Most expense tracking apps store your financial data on their servers. This is so normal that most people never question it. But it means your spending history sits on a company's cloud infrastructure - accessible to that company's employees, subject to their data policies, and vulnerable to their security practices.

Local-first storage is the alternative. Your data lives on your phone. You control it. You back it up. If the app shuts down tomorrow, your data is still there.

Why cloud storage is the default

Cloud storage is convenient and cheap for developers to build. It enables sync across devices, easy backup, and features like spending summaries that require server-side processing.

But it comes with tradeoffs:

Data breach exposure. When a company's servers are breached, every user's data is exposed. This has happened to multiple fintech companies.

Data retention after account deletion. When you delete an account, most companies keep your data for some period "for business purposes."

Changing terms. A company can update its privacy policy or be acquired. The data you uploaded under one policy lives on under new rules.

Service shutdown. If the app shuts down, cloud-only apps can take your data with them. Users who depended on Mint found this out abruptly in 2024.

What local-first actually means

Local-first means the primary data store is on your device. The app works fully offline. When you log an expense, it goes to your phone's local storage, not a server.
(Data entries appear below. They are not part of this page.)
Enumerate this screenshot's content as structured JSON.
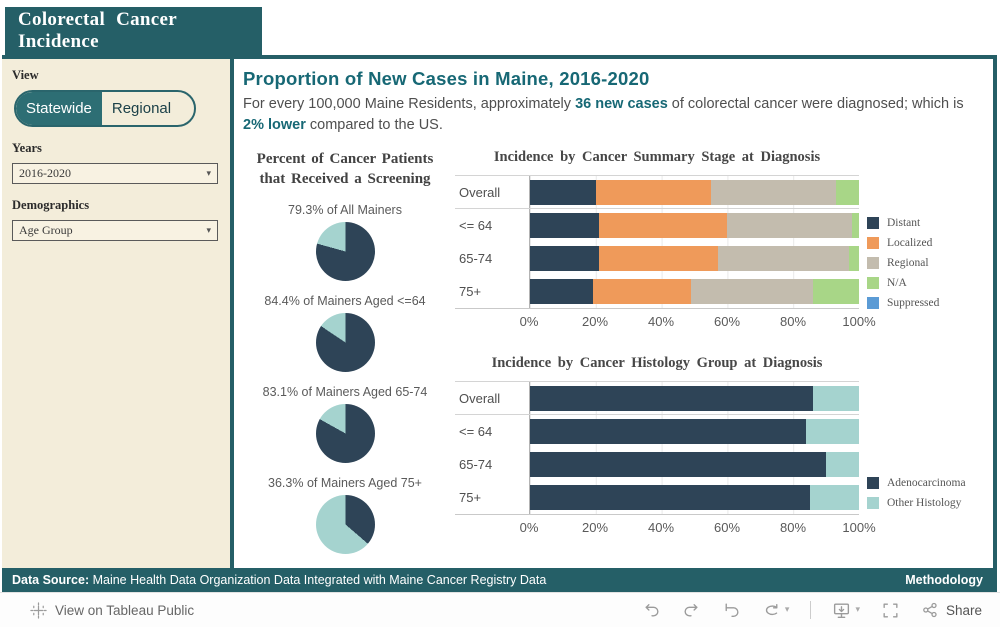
{
  "header": {
    "title": "Colorectal Cancer Incidence"
  },
  "sidebar": {
    "view_label": "View",
    "view_options": [
      {
        "label": "Statewide",
        "selected": true
      },
      {
        "label": "Regional",
        "selected": false
      }
    ],
    "years_label": "Years",
    "years_value": "2016-2020",
    "demographics_label": "Demographics",
    "demographics_value": "Age Group"
  },
  "main": {
    "title": "Proportion of New Cases in Maine, 2016-2020",
    "subtitle": {
      "p1": "For every 100,000 Maine Residents, approximately ",
      "b1": "36 new cases",
      "p2": " of colorectal cancer were diagnosed; which is ",
      "b2": "2% lower",
      "p3": " compared to the US."
    }
  },
  "colors": {
    "teal_frame": "#255f67",
    "toggle_active": "#2d6e74",
    "sidebar_cream": "#f3edda",
    "title_teal": "#176875",
    "navy": "#2e4457",
    "orange": "#ef9a5a",
    "tan": "#c3bcae",
    "green": "#a8d687",
    "blue": "#5b9bd5",
    "light_teal": "#a5d3cf"
  },
  "chart_data": [
    {
      "type": "pie",
      "title": "Percent of Cancer Patients that Received a Screening",
      "slice_colors": {
        "screened": "#2e4457",
        "not_screened": "#a5d3cf"
      },
      "pies": [
        {
          "label": "79.3% of All Mainers",
          "value": 79.3
        },
        {
          "label": "84.4% of Mainers Aged <=64",
          "value": 84.4
        },
        {
          "label": "83.1% of Mainers Aged 65-74",
          "value": 83.1
        },
        {
          "label": "36.3% of Mainers Aged 75+",
          "value": 36.3
        }
      ]
    },
    {
      "type": "bar",
      "stacked": true,
      "orientation": "horizontal",
      "title": "Incidence by Cancer Summary Stage at Diagnosis",
      "categories": [
        "Overall",
        "<= 64",
        "65-74",
        "75+"
      ],
      "series": [
        {
          "name": "Distant",
          "color": "#2e4457",
          "values": [
            20,
            21,
            21,
            19
          ]
        },
        {
          "name": "Localized",
          "color": "#ef9a5a",
          "values": [
            35,
            39,
            36,
            30
          ]
        },
        {
          "name": "Regional",
          "color": "#c3bcae",
          "values": [
            38,
            38,
            40,
            37
          ]
        },
        {
          "name": "N/A",
          "color": "#a8d687",
          "values": [
            7,
            2,
            3,
            14
          ]
        },
        {
          "name": "Suppressed",
          "color": "#5b9bd5",
          "values": [
            0,
            0,
            0,
            0
          ]
        }
      ],
      "x_ticks": [
        "0%",
        "20%",
        "40%",
        "60%",
        "80%",
        "100%"
      ],
      "xlim": [
        0,
        100
      ],
      "legend_position": "right"
    },
    {
      "type": "bar",
      "stacked": true,
      "orientation": "horizontal",
      "title": "Incidence by Cancer Histology Group at Diagnosis",
      "categories": [
        "Overall",
        "<= 64",
        "65-74",
        "75+"
      ],
      "series": [
        {
          "name": "Adenocarcinoma",
          "color": "#2e4457",
          "values": [
            86,
            84,
            90,
            85
          ]
        },
        {
          "name": "Other Histology",
          "color": "#a5d3cf",
          "values": [
            14,
            16,
            10,
            15
          ]
        }
      ],
      "x_ticks": [
        "0%",
        "20%",
        "40%",
        "60%",
        "80%",
        "100%"
      ],
      "xlim": [
        0,
        100
      ],
      "legend_position": "right"
    }
  ],
  "footer": {
    "data_source_label": "Data Source:",
    "data_source_text": " Maine Health Data Organization Data Integrated with Maine Cancer Registry Data",
    "methodology": "Methodology"
  },
  "toolbar": {
    "view_on_tableau": "View on Tableau Public",
    "share": "Share"
  }
}
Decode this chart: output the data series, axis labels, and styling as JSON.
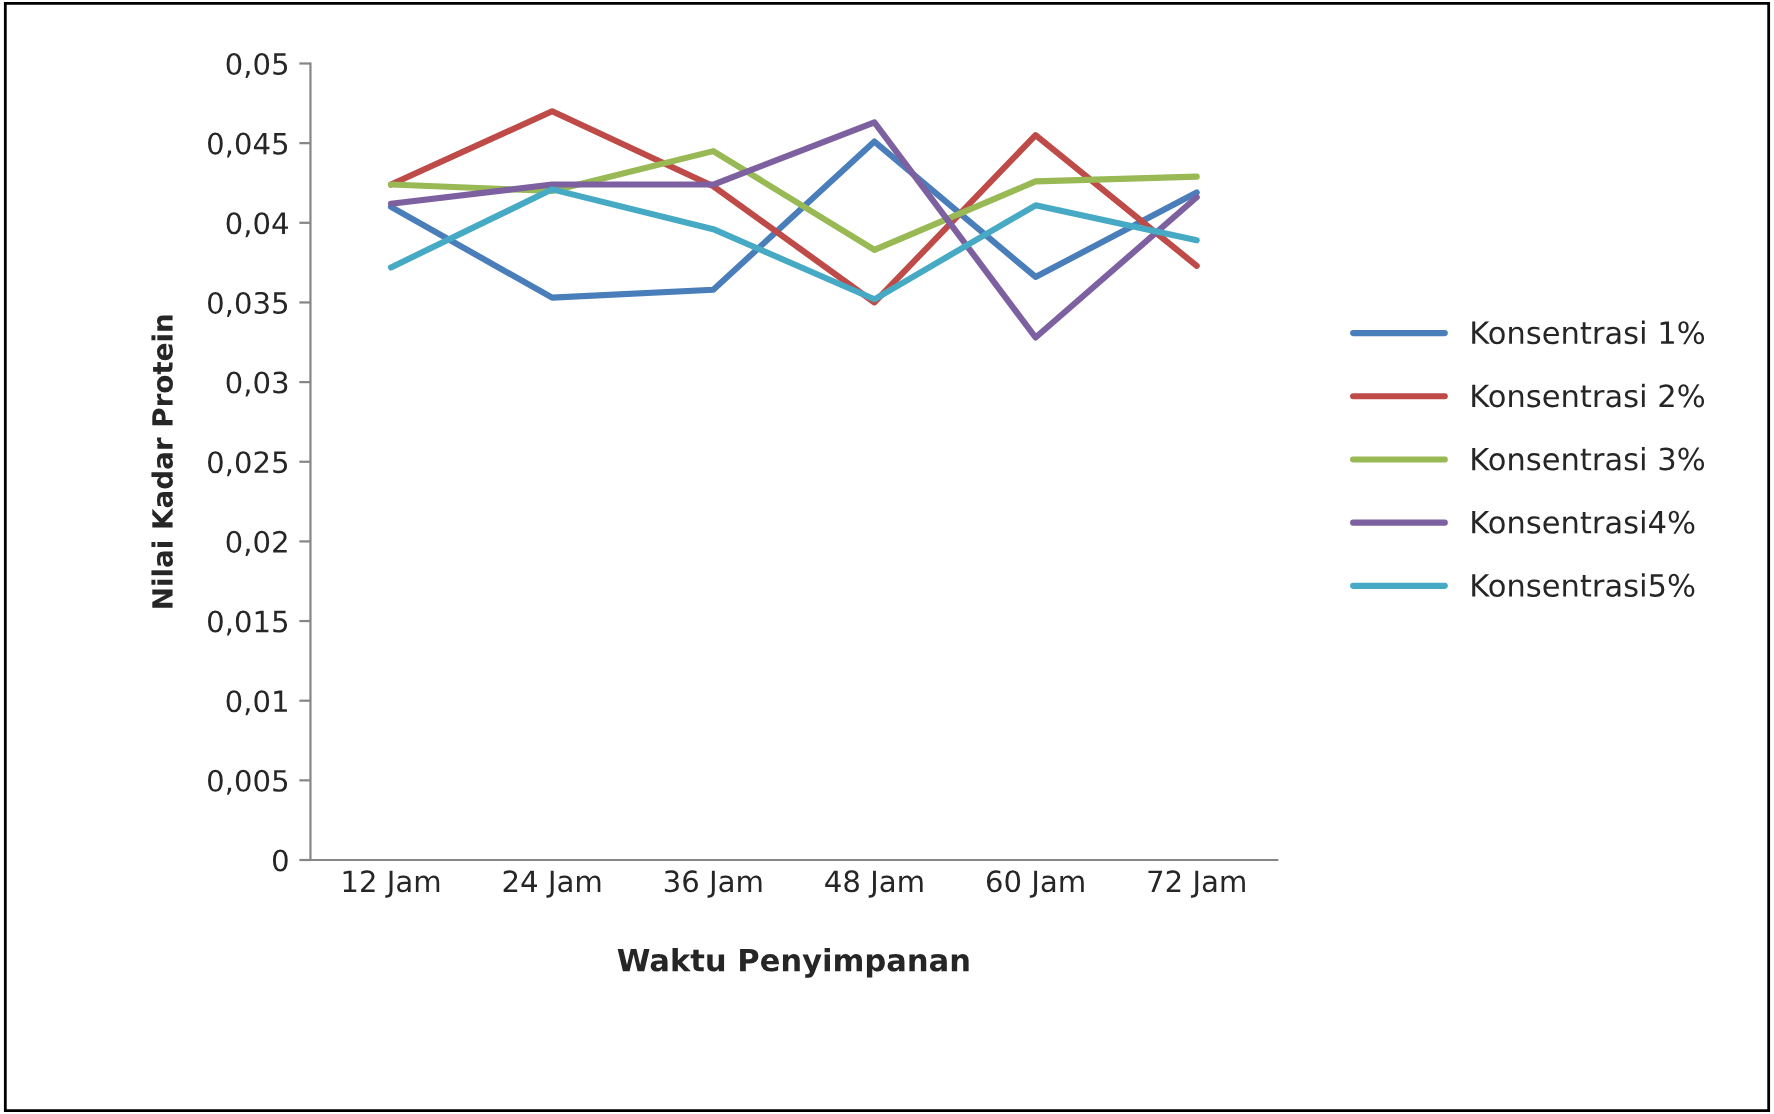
{
  "chart_data": {
    "type": "line",
    "xlabel": "Waktu Penyimpanan",
    "ylabel": "Nilai Kadar Protein",
    "categories": [
      "12 Jam",
      "24 Jam",
      "36 Jam",
      "48 Jam",
      "60 Jam",
      "72 Jam"
    ],
    "series": [
      {
        "name": "Konsentrasi 1%",
        "color": "#4a7ebb",
        "values": [
          0.041,
          0.0353,
          0.0358,
          0.0451,
          0.0366,
          0.0419
        ]
      },
      {
        "name": "Konsentrasi 2%",
        "color": "#be4b48",
        "values": [
          0.0424,
          0.047,
          0.0423,
          0.035,
          0.0455,
          0.0373
        ]
      },
      {
        "name": "Konsentrasi 3%",
        "color": "#98b954",
        "values": [
          0.0424,
          0.042,
          0.0445,
          0.0383,
          0.0426,
          0.0429
        ]
      },
      {
        "name": "Konsentrasi4%",
        "color": "#7d60a0",
        "values": [
          0.0412,
          0.0424,
          0.0424,
          0.0463,
          0.0328,
          0.0416
        ]
      },
      {
        "name": "Konsentrasi5%",
        "color": "#46aac5",
        "values": [
          0.0372,
          0.0421,
          0.0396,
          0.0352,
          0.0411,
          0.0389
        ]
      }
    ],
    "ylim": [
      0,
      0.05
    ],
    "yticks": [
      {
        "value": 0,
        "label": "0"
      },
      {
        "value": 0.005,
        "label": "0,005"
      },
      {
        "value": 0.01,
        "label": "0,01"
      },
      {
        "value": 0.015,
        "label": "0,015"
      },
      {
        "value": 0.02,
        "label": "0,02"
      },
      {
        "value": 0.025,
        "label": "0,025"
      },
      {
        "value": 0.03,
        "label": "0,03"
      },
      {
        "value": 0.035,
        "label": "0,035"
      },
      {
        "value": 0.04,
        "label": "0,04"
      },
      {
        "value": 0.045,
        "label": "0,045"
      },
      {
        "value": 0.05,
        "label": "0,05"
      }
    ],
    "grid": false,
    "legend": "right",
    "marker": "none",
    "line_style": "solid"
  }
}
Apps with local-first or strong local storage

Actual Budget is open-source and explicitly local-first. Your budget files live on your device. Full offline support.

MoneyMoney (popular in Germany) stores data locally and does not require cloud signup.

YNAB stores data in the cloud but has export options that let you keep local copies.

DrakeAI is currently in a mobile-first phase. No bank connection is required or used, which limits the sensitive data being collected at source.

The practical middle ground

For most people, the goal is:
1. Not giving your bank credentials to a third party
2. Being able to export your data at any time
3. Knowing that if the service shuts down, you still have your history

At minimum, any app you commit to should let you export your data in a standard format (CSV, JSON).

Bottom line

Local-first storage is the gold standard for privacy in personal finance apps. If you want full local control, Actual Budget is the best open-source option. If you want something simpler that does not require your bank account, DrakeAI gets you most of the way there.